Editor’s Note: Abolhassan Banisadr was the first president of the Islamic Republic of Iran (1980-81). The following is a translation of an introduction to an interview he held with Rahmat-Qasem Begu, a reporter for Radio France Internationale, on Monday, 16 February 2009.
In Iran, debate about the manner in which the government is dealing with the Baha’i community and its followers gains a new intensity each day. For instance, Hojjatol-Islam Duri-Najafabadi, the nation’s prosecutor-general, wrote a letter to the Minister of Intelligence instructing him to combat the activities of this community.

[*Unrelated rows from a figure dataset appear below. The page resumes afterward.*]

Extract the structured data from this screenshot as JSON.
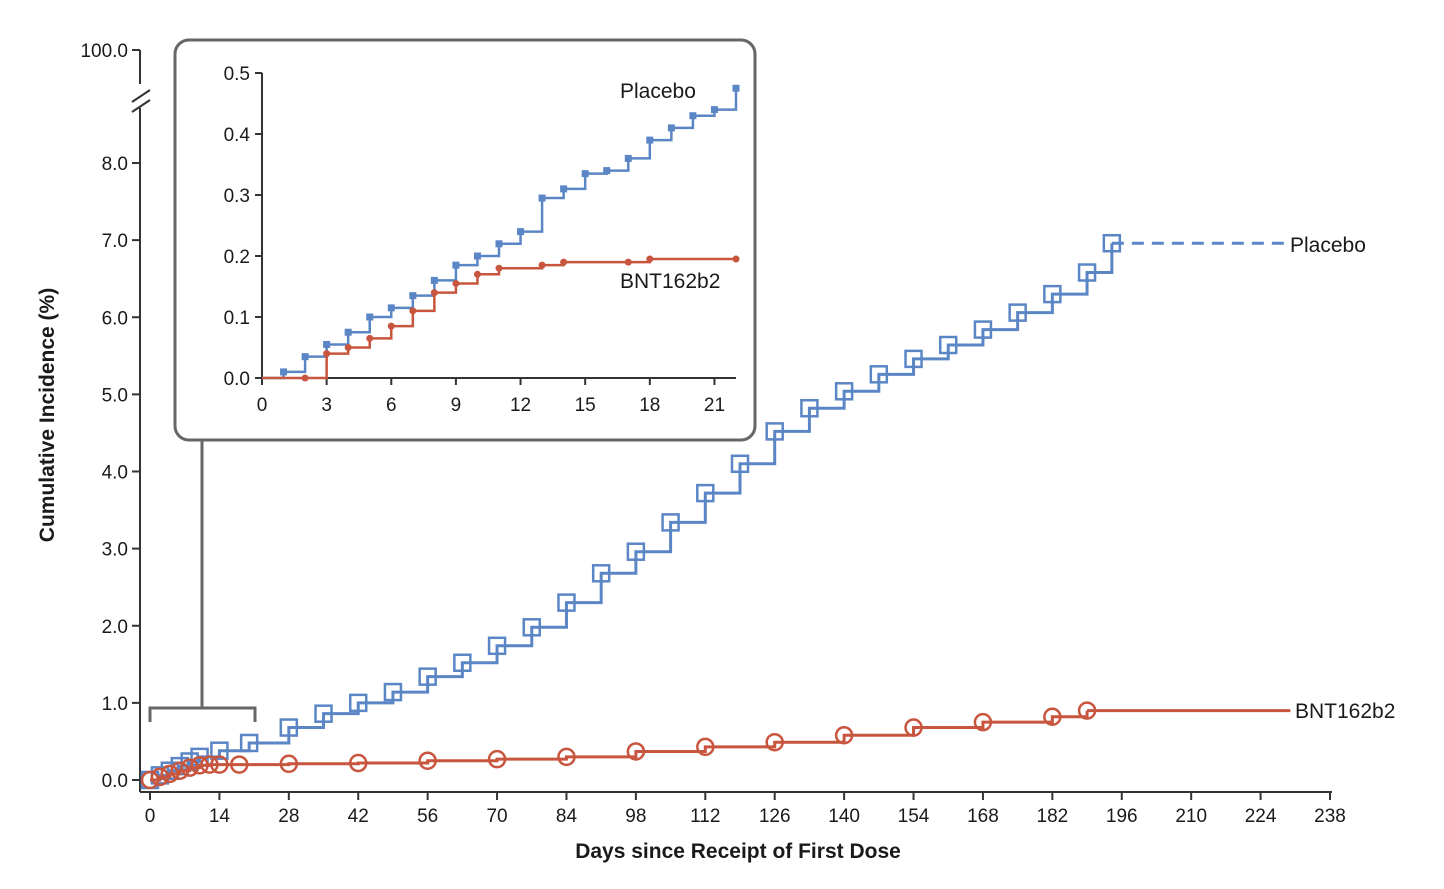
{
  "chart_data": [
    {
      "type": "line",
      "xlabel": "Days since Receipt of First Dose",
      "ylabel": "Cumulative Incidence (%)",
      "xlim": [
        0,
        238
      ],
      "ylim": [
        0,
        8.0
      ],
      "y_axis_break_top_tick": "100.0",
      "x_ticks": [
        "0",
        "14",
        "28",
        "42",
        "56",
        "70",
        "84",
        "98",
        "112",
        "126",
        "140",
        "154",
        "168",
        "182",
        "196",
        "210",
        "224",
        "238"
      ],
      "y_ticks": [
        "0.0",
        "1.0",
        "2.0",
        "3.0",
        "4.0",
        "5.0",
        "6.0",
        "7.0",
        "8.0"
      ],
      "series": [
        {
          "name": "Placebo",
          "color": "#5b86c5",
          "marker": "square",
          "step": true,
          "x": [
            0,
            2,
            4,
            6,
            8,
            10,
            14,
            20,
            28,
            35,
            42,
            49,
            56,
            63,
            70,
            77,
            84,
            91,
            98,
            105,
            112,
            119,
            126,
            133,
            140,
            147,
            154,
            161,
            168,
            175,
            182,
            189,
            194
          ],
          "y": [
            0,
            0.06,
            0.12,
            0.18,
            0.24,
            0.3,
            0.38,
            0.48,
            0.68,
            0.86,
            1.0,
            1.14,
            1.34,
            1.52,
            1.74,
            1.98,
            2.3,
            2.68,
            2.96,
            3.34,
            3.72,
            4.1,
            4.52,
            4.82,
            5.04,
            5.26,
            5.46,
            5.64,
            5.84,
            6.06,
            6.3,
            6.58,
            6.96
          ],
          "censor_extension_to_x": 230
        },
        {
          "name": "BNT162b2",
          "color": "#c8553d",
          "marker": "circle",
          "step": true,
          "x": [
            0,
            2,
            4,
            6,
            8,
            10,
            12,
            14,
            18,
            28,
            42,
            56,
            70,
            84,
            98,
            112,
            126,
            140,
            154,
            168,
            182,
            189
          ],
          "y": [
            0,
            0.04,
            0.08,
            0.12,
            0.16,
            0.19,
            0.2,
            0.2,
            0.2,
            0.21,
            0.22,
            0.25,
            0.27,
            0.3,
            0.37,
            0.43,
            0.49,
            0.58,
            0.68,
            0.75,
            0.82,
            0.9
          ],
          "censor_extension_to_x": 230
        }
      ]
    },
    {
      "type": "line",
      "xlim": [
        0,
        22
      ],
      "ylim": [
        0,
        0.5
      ],
      "x_ticks": [
        "0",
        "3",
        "6",
        "9",
        "12",
        "15",
        "18",
        "21"
      ],
      "y_ticks": [
        "0.0",
        "0.1",
        "0.2",
        "0.3",
        "0.4",
        "0.5"
      ],
      "series": [
        {
          "name": "Placebo",
          "color": "#5b86c5",
          "marker": "square",
          "step": true,
          "x": [
            0,
            1,
            2,
            3,
            4,
            5,
            6,
            7,
            8,
            9,
            10,
            11,
            12,
            13,
            14,
            15,
            16,
            17,
            18,
            19,
            20,
            21,
            22
          ],
          "y": [
            0,
            0.01,
            0.035,
            0.055,
            0.075,
            0.1,
            0.115,
            0.135,
            0.16,
            0.185,
            0.2,
            0.22,
            0.24,
            0.295,
            0.31,
            0.335,
            0.34,
            0.36,
            0.39,
            0.41,
            0.43,
            0.44,
            0.475
          ]
        },
        {
          "name": "BNT162b2",
          "color": "#c8553d",
          "marker": "circle",
          "step": true,
          "x": [
            0,
            2,
            3,
            4,
            5,
            6,
            7,
            8,
            9,
            10,
            11,
            13,
            14,
            17,
            18,
            22
          ],
          "y": [
            0,
            0.0,
            0.04,
            0.05,
            0.065,
            0.085,
            0.11,
            0.14,
            0.155,
            0.17,
            0.18,
            0.185,
            0.19,
            0.19,
            0.195,
            0.195
          ]
        }
      ]
    }
  ],
  "colors": {
    "placebo": "#5b86c5",
    "vaccine": "#c8553d",
    "axis": "#333333",
    "inset_border": "#666666"
  }
}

In recent months, increased incarcerations, pressures on the Baha’is in addition to [possible] imprisonment, the status of their civil rights and of the citizenship rights of this community, have attracted the attention of national and international agencies concerned with human rights. Regarding the government’s reaction towards this community [i.e., Baha’is], which has several hundred thousand members, Hojjatol-Islam Dur-Najafabadi stated, “According to the constitution of the Islamic Republic, having a certain belief and conviction is free. However, it is illegal to state or proclaim it in any manner.”
Abolhassan Banisadr, Iran’s first president, says, “When having any belief is free, how can expressing it be prohibited by law?”